The horse and dog are natural enemies, Turvey said, and would never trust each another.

But they both trust him. At Turvey's command last week in the arena inside the barn at Liberty Ranch -- like the proverbial lion lying down with the lamb -- the dog jumped on the horse's back and the animals stood there calmly.

The fierce-looking, part-dingo dog also will get a beer for Turvey from the fridge. And Turvey sells a self-produced DVD for $14.99 so anyone can learn to teach their dog the same trick.

When a horse does a trick on a TV or movie set, Turvey said, the first or second time usually makes the best take. The horse tends to get bored and lazy after that.

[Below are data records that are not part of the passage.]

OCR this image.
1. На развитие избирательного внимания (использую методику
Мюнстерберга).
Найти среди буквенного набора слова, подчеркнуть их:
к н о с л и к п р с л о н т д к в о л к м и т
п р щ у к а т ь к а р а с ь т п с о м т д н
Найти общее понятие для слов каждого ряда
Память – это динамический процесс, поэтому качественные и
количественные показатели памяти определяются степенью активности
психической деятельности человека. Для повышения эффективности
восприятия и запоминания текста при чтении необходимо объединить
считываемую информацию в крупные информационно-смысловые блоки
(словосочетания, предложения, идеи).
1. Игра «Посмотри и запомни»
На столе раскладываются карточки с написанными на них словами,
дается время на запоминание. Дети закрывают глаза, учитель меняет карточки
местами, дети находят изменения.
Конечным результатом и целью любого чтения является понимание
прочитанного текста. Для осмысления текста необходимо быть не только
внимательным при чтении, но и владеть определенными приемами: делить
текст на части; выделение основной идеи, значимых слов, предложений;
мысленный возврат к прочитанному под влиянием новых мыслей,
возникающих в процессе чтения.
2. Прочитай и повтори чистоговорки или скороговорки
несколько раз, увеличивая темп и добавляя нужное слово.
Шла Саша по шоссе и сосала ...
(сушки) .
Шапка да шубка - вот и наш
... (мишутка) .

"The whole thing about being a trainer is to not be greedy," Turvey said.

It helps to have an American Humane Society animal safety representative on a movie set, Turvey said, because they can dissuade a director from making a horse do a trick over and over again. The humane society's "No Animals Were Harmed" disclaimer appears in the credits of movies with which Turley has been involved.

Equine entrepreneur

Georgia's growing reputation as "Hollywood South," with more than 700 feature films made there, is one reason Turvey relocated to the Peach State from Florida.

"There's a lot of film work up here," Turvey said. There's also miles and miles of horse-riding trails in the National Forest land around Liberty Ranch.

Customers who come to the ranch can ride the trails. Turvey held a three-day horsemanship clinic over the weekend at Liberty Ranch and plans more. That's one of many entrepreneurial irons he has in the fire.

Turvey films and produces his own DVDs of his act and his horse-training instruction, and he sells horse gear, including models by toy-maker Breyer, immortalizing his show horses Pokerjoe and Paint. He also gentles "untrainable" horses that people send him.

His life isn't all work. Turvey takes a break by skydiving, hang-gliding and scuba diving. Still, he's never gotten tired of horses.

"It's not just a way to make a living," he said. "It's a great way of life."